Riley Greene slots No. 48 on FanGraphs’ 2022 Trade Value list, Spencer Torkelson an honorable mention
Each year, FanGraphs ranks their top 50 most valuable assets in Major League Baseball. In this year’s rendition, the two crown jewels in the Tigers’ organization, Riley Greene and Spencer Torkelson, ranked No. 48 and an honorable mention, respectively. Hopefully, both will climb on the list next season and the Tigers will have another young player at the very least sneak into the honorable mentions. At the very least, it’s nice to see two familiar names in this series for the first time in years.

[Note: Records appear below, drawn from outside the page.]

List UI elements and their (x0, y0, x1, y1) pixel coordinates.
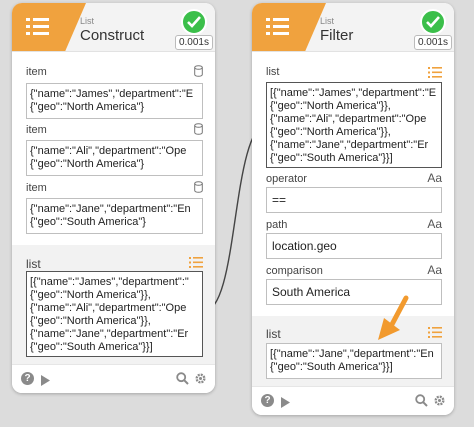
play-icon[interactable] (40, 373, 50, 391)
list-output-field[interactable]: [{"name":"Jane","department":"En {"geo":… (266, 343, 442, 379)
operator-label: operator (266, 173, 307, 185)
play-icon[interactable] (280, 395, 290, 413)
list-lines-icon[interactable] (428, 65, 442, 83)
item-label: item (26, 66, 47, 78)
node-header[interactable]: List Filter 0.001s (252, 3, 454, 52)
execution-time-badge: 0.001s (413, 35, 452, 50)
node-icon-box (12, 3, 86, 51)
check-icon (420, 9, 446, 35)
item-value-field[interactable]: {"name":"Jane","department":"En {"geo":"… (26, 198, 203, 234)
search-icon[interactable] (415, 394, 428, 412)
gear-icon[interactable] (433, 394, 446, 412)
list-lines-icon[interactable] (428, 325, 442, 343)
node-footer: ? (12, 364, 215, 393)
execution-time-badge: 0.001s (174, 35, 213, 50)
help-icon[interactable]: ? (21, 372, 34, 385)
comparison-label: comparison (266, 265, 323, 277)
node-icon-box (252, 3, 326, 51)
item-value-field[interactable]: {"name":"Ali","department":"Ope {"geo":"… (26, 140, 203, 176)
node-header[interactable]: List Construct 0.001s (12, 3, 215, 52)
node-title: Filter (320, 27, 354, 44)
help-icon[interactable]: ? (261, 394, 274, 407)
search-icon[interactable] (176, 372, 189, 390)
construct-node[interactable]: List Construct 0.001s item {"name":"Jame… (12, 3, 215, 393)
node-footer: ? (252, 386, 454, 415)
text-type-icon[interactable]: Aa (427, 217, 442, 231)
list-icon (266, 17, 289, 35)
item-label: item (26, 124, 47, 136)
list-label: list (26, 257, 41, 271)
list-input-field[interactable]: [{"name":"James","department":"E {"geo":… (266, 82, 442, 168)
node-subtitle: List (80, 16, 95, 26)
path-label: path (266, 219, 288, 231)
cylinder-icon[interactable] (194, 122, 203, 140)
text-type-icon[interactable]: Aa (427, 171, 442, 185)
path-input[interactable]: location.geo (266, 233, 442, 259)
cylinder-icon[interactable] (194, 64, 203, 82)
filter-node[interactable]: List Filter 0.001s list [{"name":"James"… (252, 3, 454, 415)
node-title: Construct (80, 27, 145, 44)
comparison-input[interactable]: South America (266, 279, 442, 305)
node-subtitle: List (320, 16, 335, 26)
cylinder-icon[interactable] (194, 180, 203, 198)
check-icon (181, 9, 207, 35)
gear-icon[interactable] (194, 372, 207, 390)
list-label: list (266, 66, 280, 78)
text-type-icon[interactable]: Aa (427, 263, 442, 277)
list-label: list (266, 327, 281, 341)
list-icon (26, 17, 49, 35)
item-value-field[interactable]: {"name":"James","department":"E {"geo":"… (26, 83, 203, 119)
list-output-field[interactable]: [{"name":"James","department":" {"geo":"… (26, 271, 203, 357)
item-label: item (26, 182, 47, 194)
operator-input[interactable]: == (266, 187, 442, 213)
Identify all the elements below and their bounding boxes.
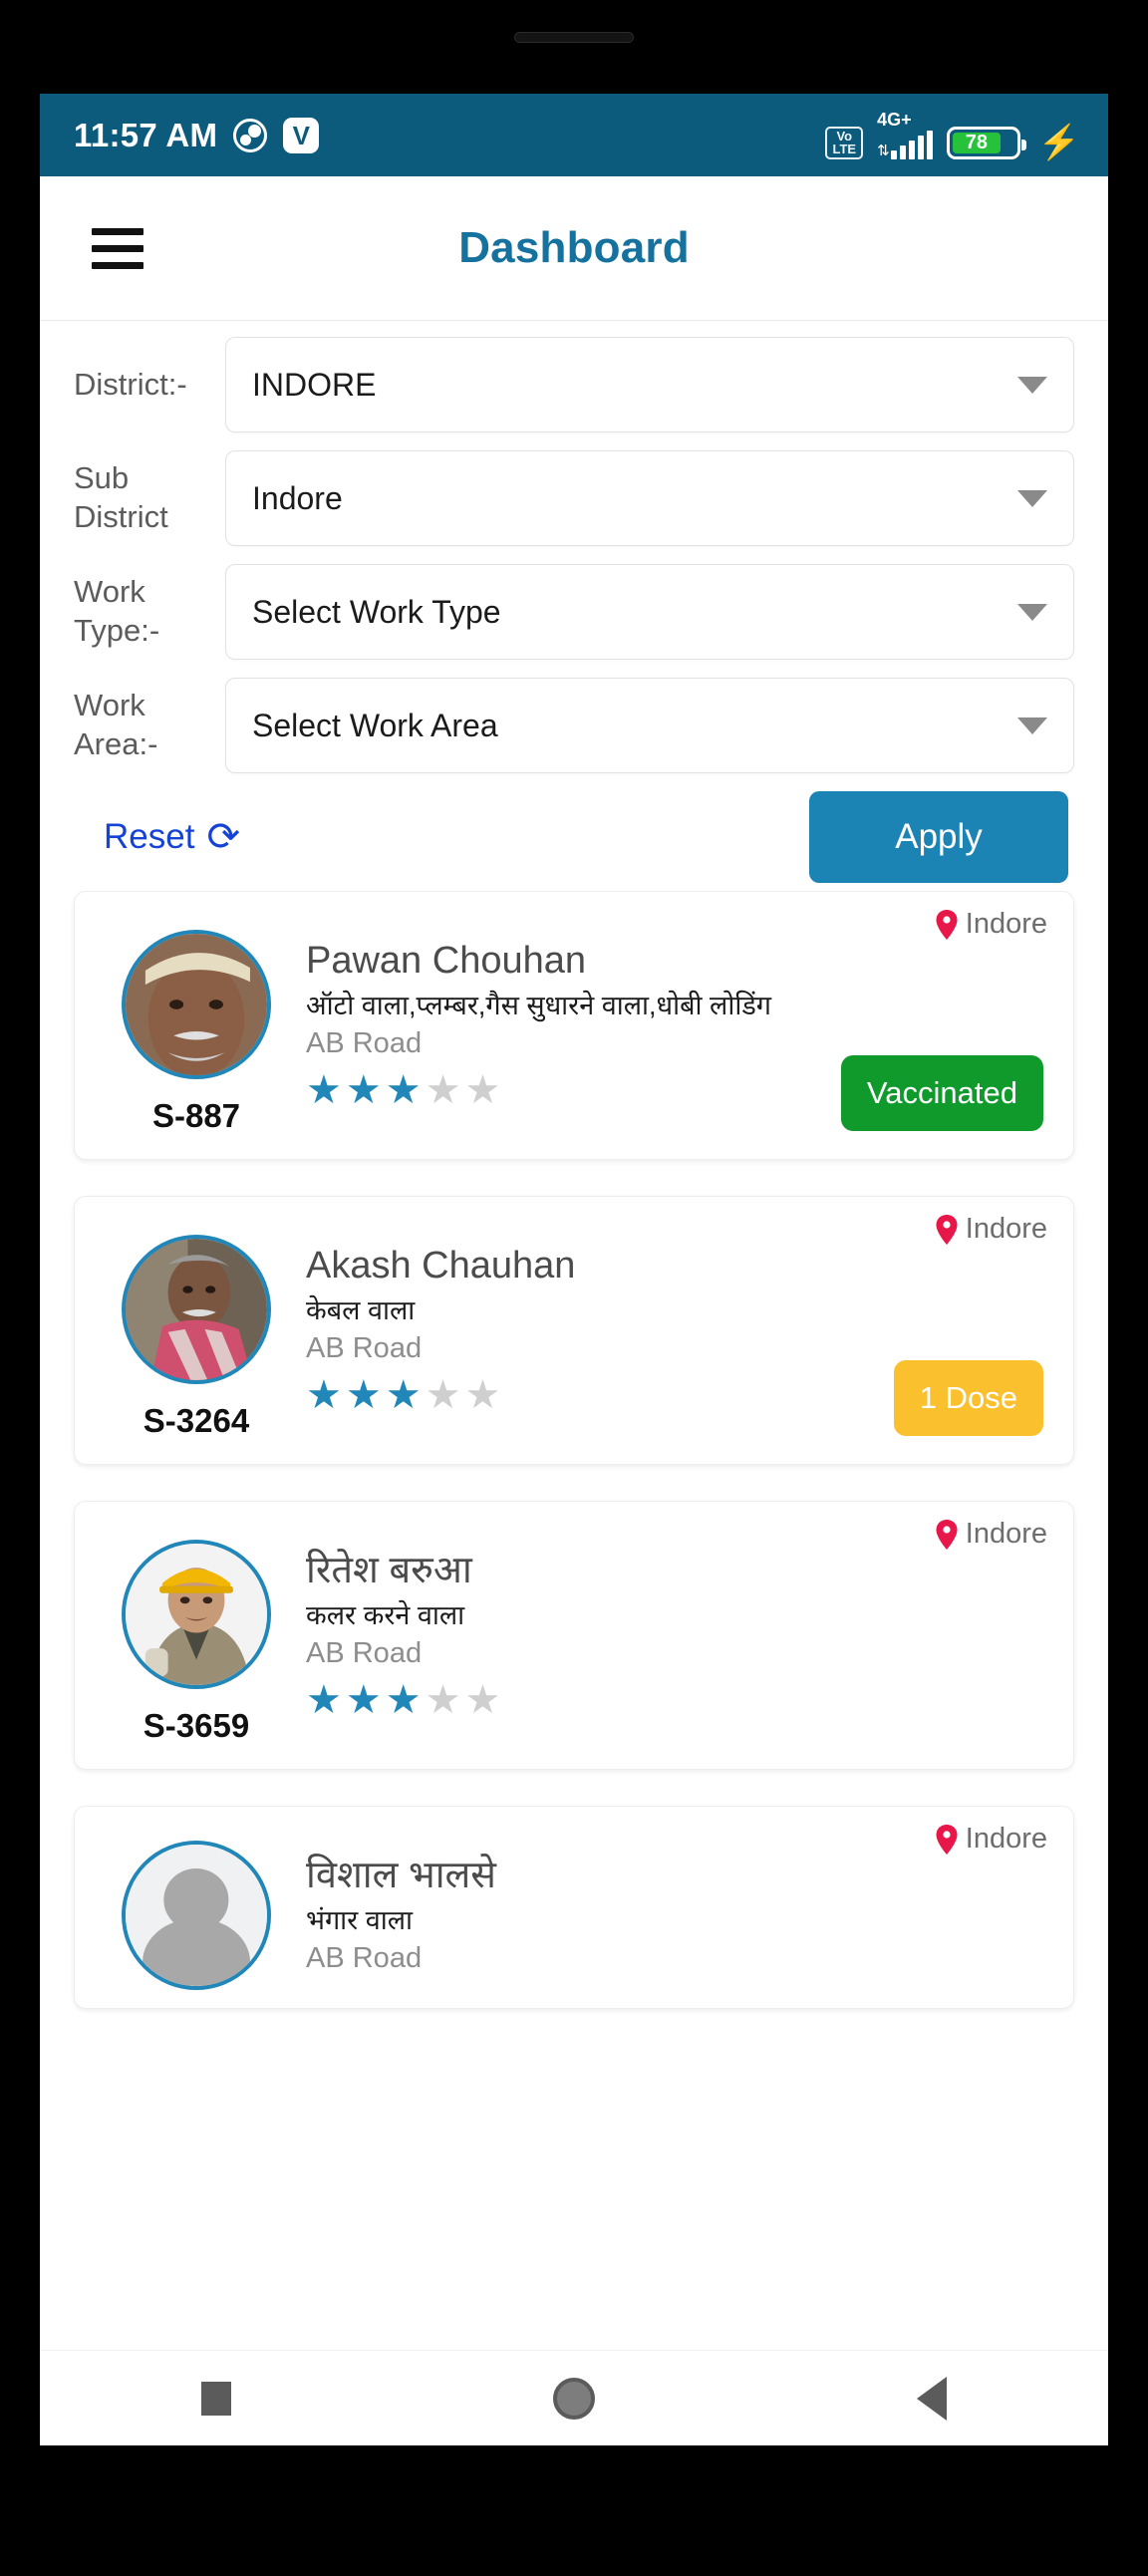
avatar[interactable] xyxy=(122,930,271,1079)
chevron-down-icon xyxy=(1017,376,1047,394)
circle-home-icon[interactable] xyxy=(552,2377,595,2420)
worker-identity xyxy=(97,1821,296,2008)
sub-district-label: Sub District xyxy=(74,460,168,534)
worker-work-type: कलर करने वाला xyxy=(306,1599,465,1630)
charging-bolt-icon: ⚡ xyxy=(1037,124,1080,161)
volte-line-1: Vo xyxy=(836,128,853,143)
worker-work-type: भंगार वाला xyxy=(306,1904,414,1935)
status-badge: Vaccinated xyxy=(840,1055,1043,1131)
sub-district-select[interactable]: Indore xyxy=(225,450,1074,546)
work-area-value: Select Work Area xyxy=(252,707,498,743)
worker-name: रितेश बरुआ xyxy=(306,1550,472,1591)
worker-name: Pawan Chouhan xyxy=(306,940,586,982)
work-type-value: Select Work Type xyxy=(252,593,501,630)
clock-app-icon xyxy=(233,118,268,152)
worker-address: AB Road xyxy=(306,1637,423,1670)
work-type-select[interactable]: Select Work Type xyxy=(225,564,1074,660)
filter-row-work-type: Work Type:- Select Work Type xyxy=(74,564,1074,660)
triangle-back-icon[interactable] xyxy=(917,2376,948,2421)
worker-card-body: विशाल भालसे भंगार वाला AB Road xyxy=(97,1821,1051,2008)
work-type-label: Work Type:- xyxy=(74,574,160,648)
avatar[interactable] xyxy=(122,1540,271,1689)
chevron-down-icon xyxy=(1017,489,1047,507)
filter-row-district: District:- INDORE xyxy=(74,337,1074,432)
worker-card[interactable]: Indore xyxy=(74,891,1074,1160)
sub-district-value: Indore xyxy=(252,479,343,516)
placeholder-person-icon xyxy=(126,1845,267,1986)
phone-screen: 11:57 AM V Vo LTE 4G+ ⇅ 78 ⚡ Dashboard D… xyxy=(40,94,1108,2445)
worker-card[interactable]: Indore xyxy=(74,1501,1074,1770)
status-bar: 11:57 AM V Vo LTE 4G+ ⇅ 78 ⚡ xyxy=(40,94,1108,176)
chevron-down-icon xyxy=(1017,603,1047,621)
worker-card-body: S-887 Pawan Chouhan ऑटो वाला,प्लम्बर,गैस… xyxy=(97,906,1051,1135)
signal-bars-icon xyxy=(890,131,933,159)
work-area-select[interactable]: Select Work Area xyxy=(225,678,1074,773)
v-app-icon: V xyxy=(283,117,320,153)
work-area-label: Work Area:- xyxy=(74,688,158,761)
filter-row-work-area: Work Area:- Select Work Area xyxy=(74,678,1074,773)
district-label: District:- xyxy=(74,366,187,402)
district-select[interactable]: INDORE xyxy=(225,337,1074,432)
worker-name: विशाल भालसे xyxy=(306,1855,496,1896)
worker-id: S-887 xyxy=(151,1097,241,1134)
worker-card-body: S-3659 रितेश बरुआ कलर करने वाला AB Road … xyxy=(97,1516,1051,1745)
worker-rating[interactable]: ★ ★ ★ ★ ★ xyxy=(306,1680,1051,1720)
avatar[interactable] xyxy=(122,1841,271,1990)
worker-details: विशाल भालसे भंगार वाला AB Road xyxy=(296,1821,1051,2008)
phone-device-frame: 11:57 AM V Vo LTE 4G+ ⇅ 78 ⚡ Dashboard D… xyxy=(0,0,1148,2576)
worker-card[interactable]: Indore xyxy=(74,1196,1074,1465)
app-bar: Dashboard xyxy=(40,176,1108,321)
earpiece-speaker xyxy=(514,32,634,43)
worker-identity: S-887 xyxy=(97,906,296,1135)
battery-icon: 78 xyxy=(946,127,1026,159)
signal-icon: 4G+ ⇅ xyxy=(877,111,933,159)
worker-details: Pawan Chouhan ऑटो वाला,प्लम्बर,गैस सुधार… xyxy=(296,906,1051,1135)
worker-details: Akash Chauhan केबल वाला AB Road ★ ★ ★ ★ ★ 1 … xyxy=(296,1211,1051,1440)
apply-button[interactable]: Apply xyxy=(809,791,1068,883)
avatar[interactable] xyxy=(122,1235,271,1384)
filter-panel: District:- INDORE Sub District Indore Wo… xyxy=(40,321,1108,891)
volte-line-2: LTE xyxy=(832,142,857,157)
district-value: INDORE xyxy=(252,366,377,403)
worker-work-type: केबल वाला xyxy=(306,1294,416,1325)
worker-work-type: ऑटो वाला,प्लम्बर,गैस सुधारने वाला,धोबी ल… xyxy=(306,990,771,1020)
reset-label: Reset xyxy=(104,817,195,856)
worker-card[interactable]: Indore विशाल भालसे भंगार वाला AB Road xyxy=(74,1806,1074,2009)
worker-name: Akash Chauhan xyxy=(306,1245,576,1287)
status-badge: 1 Dose xyxy=(893,1360,1043,1436)
android-nav-bar xyxy=(40,2350,1108,2445)
status-time: 11:57 AM xyxy=(74,116,218,153)
status-bar-left: 11:57 AM V xyxy=(74,116,320,154)
battery-level-label: 78 xyxy=(952,132,1002,153)
square-recents-icon[interactable] xyxy=(200,2381,231,2416)
signal-row: ⇅ xyxy=(877,131,933,159)
page-title: Dashboard xyxy=(458,223,690,272)
worker-card-body: S-3264 Akash Chauhan केबल वाला AB Road ★… xyxy=(97,1211,1051,1440)
volte-icon: Vo LTE xyxy=(825,126,864,159)
worker-identity: S-3264 xyxy=(97,1211,296,1440)
status-bar-right: Vo LTE 4G+ ⇅ 78 ⚡ xyxy=(825,111,1080,159)
reset-button[interactable]: Reset ⟳ xyxy=(80,817,240,857)
filter-row-sub-district: Sub District Indore xyxy=(74,450,1074,546)
network-type-label: 4G+ xyxy=(877,110,912,130)
refresh-icon: ⟳ xyxy=(206,815,240,859)
filter-actions: Reset ⟳ Apply xyxy=(74,791,1074,883)
worker-address: AB Road xyxy=(306,1942,423,1975)
chevron-down-icon xyxy=(1017,716,1047,734)
data-transfer-arrows-icon: ⇅ xyxy=(877,143,890,159)
worker-details: रितेश बरुआ कलर करने वाला AB Road ★ ★ ★ ★ ★ xyxy=(296,1516,1051,1745)
worker-list[interactable]: Indore S-887 Pawan Chouhan ऑटो वाला,प्लम… xyxy=(40,891,1108,2350)
worker-identity: S-3659 xyxy=(97,1516,296,1745)
worker-id: S-3659 xyxy=(143,1707,250,1744)
worker-id: S-3264 xyxy=(143,1402,250,1439)
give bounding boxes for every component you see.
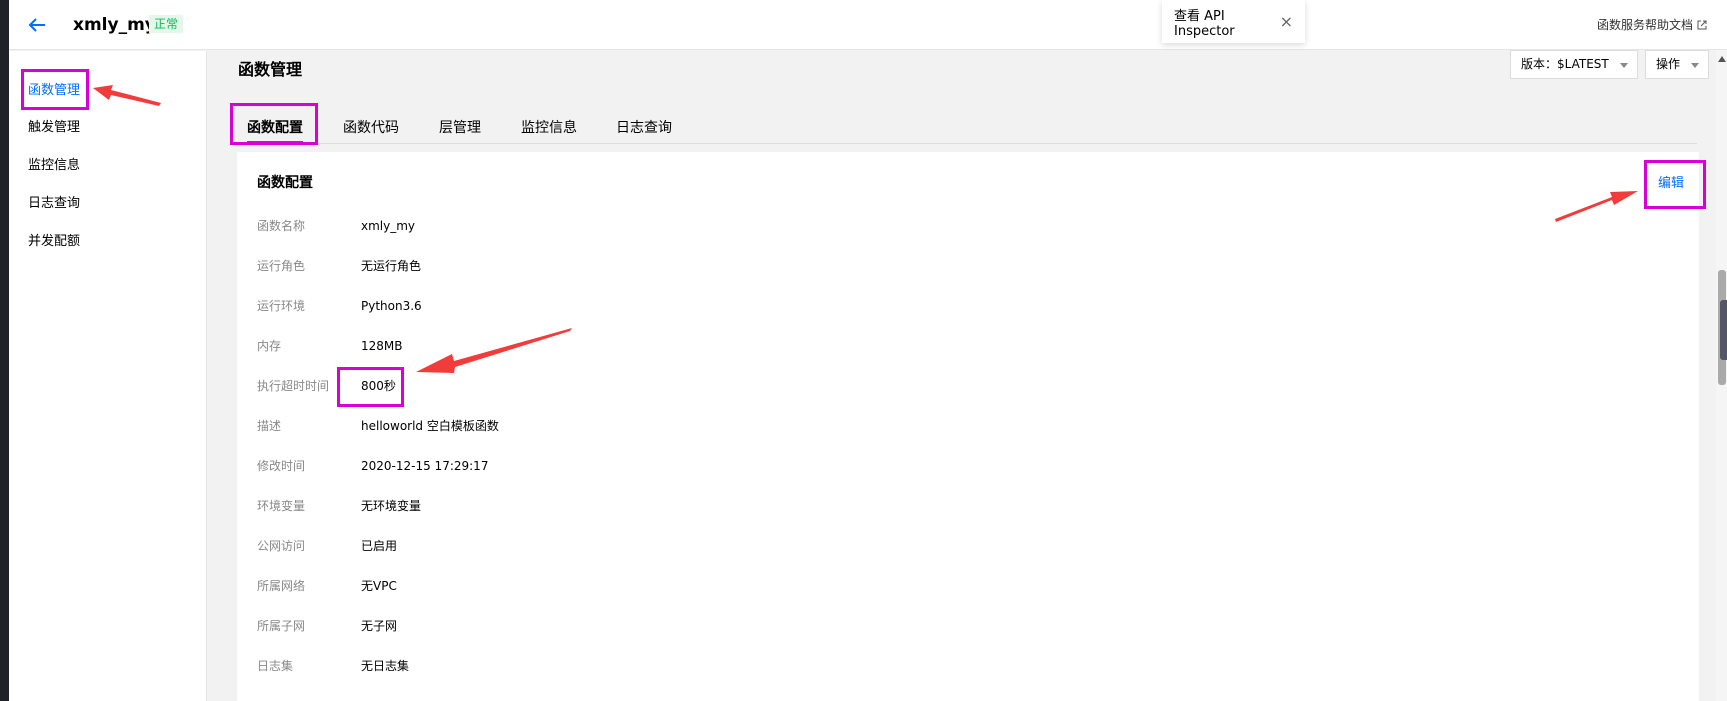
tab-layer-management[interactable]: 层管理 [439, 117, 481, 143]
sidebar-item-function-management[interactable]: 函数管理 [28, 81, 80, 101]
config-row: 函数名称 xmly_my [257, 216, 415, 236]
close-icon[interactable]: × [1280, 12, 1293, 31]
operations-label[interactable]: 操作 [1656, 57, 1680, 71]
config-key: 执行超时时间 [257, 379, 330, 393]
config-key: 修改时间 [257, 459, 306, 473]
card-title: 函数配置 [257, 175, 313, 191]
chevron-down-icon [1619, 63, 1628, 68]
status-badge: 正常 [149, 15, 184, 33]
edit-button[interactable]: 编辑 [1658, 172, 1684, 191]
sidebar-item-log-query[interactable]: 日志查询 [28, 194, 80, 214]
api-inspector-popup[interactable]: 查看 API Inspector × [1162, 0, 1305, 43]
help-doc-label[interactable]: 函数服务帮助文档 [1597, 16, 1693, 33]
tab-bar: 函数配置 函数代码 层管理 监控信息 日志查询 [238, 111, 1697, 144]
config-key: 所属网络 [257, 579, 306, 593]
config-row: 环境变量 无环境变量 [257, 496, 421, 516]
config-row: 日志集 无日志集 [257, 656, 409, 676]
config-key: 运行角色 [257, 259, 306, 273]
sidebar-item-trigger-management[interactable]: 触发管理 [28, 118, 80, 138]
function-name-title: xmly_my [73, 15, 156, 35]
config-key: 描述 [257, 419, 282, 433]
config-value: 800秒 [361, 379, 396, 393]
config-key: 公网访问 [257, 539, 306, 553]
config-value: 无VPC [361, 579, 397, 593]
config-key: 所属子网 [257, 619, 306, 633]
config-row: 运行角色 无运行角色 [257, 256, 421, 276]
config-row: 修改时间 2020-12-15 17:29:17 [257, 456, 488, 476]
app-window: xmly_my 正常 查看 API Inspector × 函数服务帮助文档 函… [9, 0, 1727, 701]
tab-log-query[interactable]: 日志查询 [616, 117, 672, 143]
tab-function-code[interactable]: 函数代码 [343, 117, 399, 143]
page-title: 函数管理 [238, 60, 303, 79]
function-config-card: 函数配置 编辑 函数名称 xmly_my 运行角色 无运行角色 运行环境 Pyt… [237, 152, 1699, 701]
config-row: 内存 128MB [257, 336, 403, 356]
config-value: 无运行角色 [361, 259, 422, 273]
config-row: 执行超时时间 800秒 [257, 376, 396, 396]
config-value: 无日志集 [361, 659, 410, 673]
back-arrow-icon[interactable] [26, 14, 48, 36]
api-inspector-label[interactable]: 查看 API Inspector [1174, 5, 1280, 39]
config-value: 128MB [361, 339, 403, 353]
external-link-icon [1697, 20, 1707, 29]
config-row: 所属子网 无子网 [257, 616, 397, 636]
config-value: 2020-12-15 17:29:17 [361, 459, 489, 473]
config-key: 内存 [257, 339, 282, 353]
sidebar: 函数管理 触发管理 监控信息 日志查询 并发配额 [9, 51, 207, 701]
config-value: helloworld 空白模板函数 [361, 419, 499, 433]
version-label[interactable]: 版本：$LATEST [1521, 57, 1609, 71]
config-value: 无子网 [361, 619, 398, 633]
config-row: 公网访问 已启用 [257, 536, 397, 556]
config-key: 环境变量 [257, 499, 306, 513]
config-row: 所属网络 无VPC [257, 576, 397, 596]
sidebar-item-concurrency-quota[interactable]: 并发配额 [28, 232, 80, 252]
tab-function-config[interactable]: 函数配置 [247, 117, 303, 143]
help-doc-link[interactable]: 函数服务帮助文档 [1597, 16, 1707, 33]
config-key: 函数名称 [257, 219, 306, 233]
config-value: 无环境变量 [361, 499, 422, 513]
scrollbar[interactable] [1716, 50, 1727, 701]
config-row: 描述 helloworld 空白模板函数 [257, 416, 499, 436]
operations-dropdown[interactable]: 操作 [1645, 50, 1710, 79]
config-key: 运行环境 [257, 299, 306, 313]
top-bar: xmly_my 正常 查看 API Inspector × 函数服务帮助文档 [9, 0, 1727, 50]
config-value: xmly_my [361, 219, 416, 233]
config-key: 日志集 [257, 659, 294, 673]
config-value: 已启用 [361, 539, 398, 553]
scroll-up-arrow-icon[interactable] [1718, 56, 1726, 62]
version-select[interactable]: 版本：$LATEST [1510, 50, 1638, 79]
chevron-down-icon [1691, 63, 1700, 68]
side-panel-handle[interactable] [1720, 300, 1727, 360]
config-value: Python3.6 [361, 299, 422, 313]
config-row: 运行环境 Python3.6 [257, 296, 422, 316]
main-content: 函数管理 版本：$LATEST 操作 函数配置 函数代码 层管理 监控信息 日志… [208, 50, 1727, 701]
tab-monitoring[interactable]: 监控信息 [521, 117, 577, 143]
sidebar-item-monitoring[interactable]: 监控信息 [28, 156, 80, 176]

Tigers’ first-round selection Jace Jung signs rookie contract
Welcome to the organization, Jace!
All eyes are on Juan Soto as trade deadline looms
Speaking of iconic baseball players from the Dominican Republic, trade rumors revolving around Washington Nationals outfielder Juan Soto are intensifying following reports last week that Soto rejected a significant contract extension offer from Washington. The MLB trade deadline is next Tuesday, August 2, at 6:00 p.m. EDT. I’m not sure that we will see a Juan Soto deal in-season, as the asking price appears to be higher than any player ever before. Soto currently holds a 149 wRC+ this year despite batting just .245, as his otherworldly 20.2% walk rate means that he has maintained a .401 on-base percentage through 94 games this season.
Craig Monroe had a classic car stolen
Detroit Tigers broadcaster Craig Monroe had a classic car stolen from his garage in Troy over the weekend, officials said. https://t.co/ezBDBLj4a7
— Local 4 WDIV Detroit (@Local4News) July 25, 2022
At least they didn’t raid his suit closet?
Enjoy Andrew Chafin while we have him
The Cubs fans miss him, and I’m sure the Athletics fans miss him. If only we had received his services during a period of more meaningful baseball.